Among the different methods for alkene functionalization, photoinduced hydroarylation has attracted significant research attention as a promising synthetic strategy. Typically, photoinduced hydroarylation of alkenes comprises various reactions, including the C(sp2) – C(sp3) bond formation reactions mainly used to complement the reductive Heck coupling reactions. On the other hand, the generation of reactive aryl radicals in the presence of photocatalysts also presents a vital step in the photoredox hydroarylation reactions. However, even though aryl radicals are derivatives of pre-functionalized aryl substrates such as diaryliodonium, their practical applications as radical precursors are sparsely reported despite being commercially available. This can be attributed to their relatively high bond dissociation energy and negative reduction potentials. To this end, intramolecular photoinduced hydroarylation of alkenes has been extensively researched via different mechanisms such as energy transfer and single electron transfer radical pathways.
Recently, luminescent platinum (II) complexes have been identified as a promising class of photocatalysts and photosensitizers for use in light-induced organic transformations. Unlike conventional luminescent complexes, platinum (II) complexes exhibit a longer lifetime due to low metal-to-ligand charge transfer characteristics and are suitable for photochemical processes. Additionally, they have good planar coordination geometry that allows for effective inner-sphere substrate binding and facilitation of radical intermediates during bond formation. Therefore, platinum (II) complexes have resulted in more opportunities for new photo-catalysis.

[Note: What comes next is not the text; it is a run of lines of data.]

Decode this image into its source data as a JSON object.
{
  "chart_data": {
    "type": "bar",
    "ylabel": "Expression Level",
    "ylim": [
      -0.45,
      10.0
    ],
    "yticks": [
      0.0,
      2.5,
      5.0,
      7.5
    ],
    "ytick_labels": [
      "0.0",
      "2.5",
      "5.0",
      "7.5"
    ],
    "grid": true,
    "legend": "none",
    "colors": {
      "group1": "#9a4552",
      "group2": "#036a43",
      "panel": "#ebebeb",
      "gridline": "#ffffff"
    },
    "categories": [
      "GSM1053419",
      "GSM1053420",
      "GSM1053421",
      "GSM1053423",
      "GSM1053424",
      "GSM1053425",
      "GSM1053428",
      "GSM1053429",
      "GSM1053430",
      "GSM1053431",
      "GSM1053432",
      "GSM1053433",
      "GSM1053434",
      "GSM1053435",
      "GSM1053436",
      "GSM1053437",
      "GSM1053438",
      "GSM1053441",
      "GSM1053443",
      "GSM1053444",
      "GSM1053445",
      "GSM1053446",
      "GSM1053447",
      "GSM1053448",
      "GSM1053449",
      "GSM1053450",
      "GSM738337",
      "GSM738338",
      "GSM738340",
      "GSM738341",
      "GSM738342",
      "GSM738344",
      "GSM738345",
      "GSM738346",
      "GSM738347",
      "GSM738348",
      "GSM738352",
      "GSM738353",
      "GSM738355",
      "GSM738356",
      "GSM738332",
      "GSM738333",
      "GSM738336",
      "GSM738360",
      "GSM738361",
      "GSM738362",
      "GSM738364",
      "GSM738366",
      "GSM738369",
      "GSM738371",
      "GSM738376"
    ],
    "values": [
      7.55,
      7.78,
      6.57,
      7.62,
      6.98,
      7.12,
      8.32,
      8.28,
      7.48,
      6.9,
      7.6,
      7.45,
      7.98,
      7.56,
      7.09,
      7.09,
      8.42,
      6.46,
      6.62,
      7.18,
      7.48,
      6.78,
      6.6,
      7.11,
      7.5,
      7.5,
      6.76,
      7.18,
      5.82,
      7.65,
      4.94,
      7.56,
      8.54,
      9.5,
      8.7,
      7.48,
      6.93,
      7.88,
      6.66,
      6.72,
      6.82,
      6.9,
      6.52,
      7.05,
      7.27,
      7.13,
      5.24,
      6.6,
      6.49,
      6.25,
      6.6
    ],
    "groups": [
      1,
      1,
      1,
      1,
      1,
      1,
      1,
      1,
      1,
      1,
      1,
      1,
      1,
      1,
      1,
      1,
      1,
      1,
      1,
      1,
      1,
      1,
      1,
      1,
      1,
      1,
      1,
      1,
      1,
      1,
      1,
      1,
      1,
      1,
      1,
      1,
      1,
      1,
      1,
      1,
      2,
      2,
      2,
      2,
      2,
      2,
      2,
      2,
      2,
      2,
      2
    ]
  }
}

The previous findings revealed the possibility of generating long-lived photo-reductants from phosphorescent tetradentate platinum (II) – NHC complexes for potential use in the photoinduced debromination of aryl bromides. However, these findings need more clarifications for better understanding. To this end, Dr. Hanchao Cheng, Professor Yungen Liu, and Professor Chi-Ming Che from Southern University of Science and Technology, in collaboration with Dr. Tsz-Lung Lam and Dr. Zhou Tang from the University of Hong Kong, investigated the hydroarylation and cyclization of alkenes in the presence of light using luminescent platinum (II) complexes. Their research work is currently published in the journal, Angewandte Chemie.

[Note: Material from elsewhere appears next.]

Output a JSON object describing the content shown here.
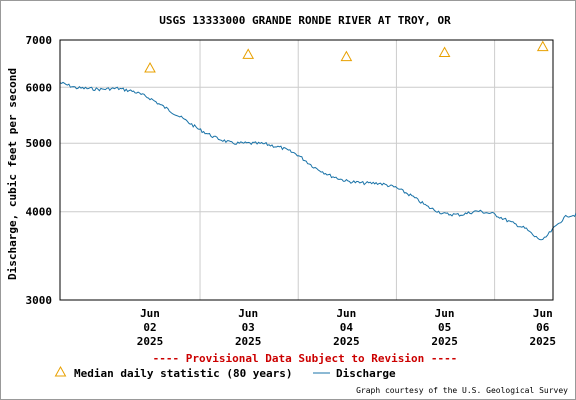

In their approach, tetradentate [Pt(O^N^C^N)] complexes Pt-1 and Pt-2 were used as photocatalysts to facilitate the aryl halides bond reductive activation and photocyclization of triplet-sensitized acrylanilides. These reactions were carried out at room temperature and in the presence of visible light irradiation of 410 nm. The efficiency of platinum-catalyzed reactions was validated through control experiments involving comparing the obtained results to those obtained while using conventional photocatalysts like [Ir(ppy)3].
Results demonstrated the feasibility of the photocatalysts. In the presence of the catalysts and visible light irradiation, trapping of the aryl radicals generated from the aryl chlorides/bromides using terminal aryl alkenes was made possible. This further resulted in a up to 95% yield of anti-Markovnikov hydroarylated compounds. Consequently, the authors reported the effective intramolecular photocyclization of acrylanilidines to obtain various structurally diverse 3,4-dihydroquinolinones. Furthermore, both Pt-1 and Pt-2 complexes exhibited a strong absorption band characterized by improved emission lifetime. Generally, the [Pt(O^N^C^N)] photocatalysts outperformed the conventional photocatalysts.
In a nutshell, the authors reported high-performance and efficient visible-light [Pt(O^N^C^N)] photocatalysts for effective cyclization and hydroarylation of alkenes. The generation of aryl radicals and their subsequence trapping using an array of internal alkenes as well as the efficient photocyclization of acrylanilides in the presence of the visible light irradiation showcased the feasibility of the photocatalysts. Moreover, the control experiments revealed the importance of both Pt-2 and light irradiation during the cyclization process. In a statement to Advances in Engineering community, Professor Chi-Ming Che stated that the study provided useful insights regarding the significant role of platinum complexes-based photocatalysts in the photoinduced hydroarylation and cyclization of alkenes and would provide more opportunities for future practical applications.
Cheng, H., Lam, T., Liu, Y., Tang, Z., & Che, C. (2020). Photoinduced Hydroarylation and Cyclization of Alkenes with Luminescent Platinum(II) Complexes. Angewandte Chemie, 133(3), 1403-1409.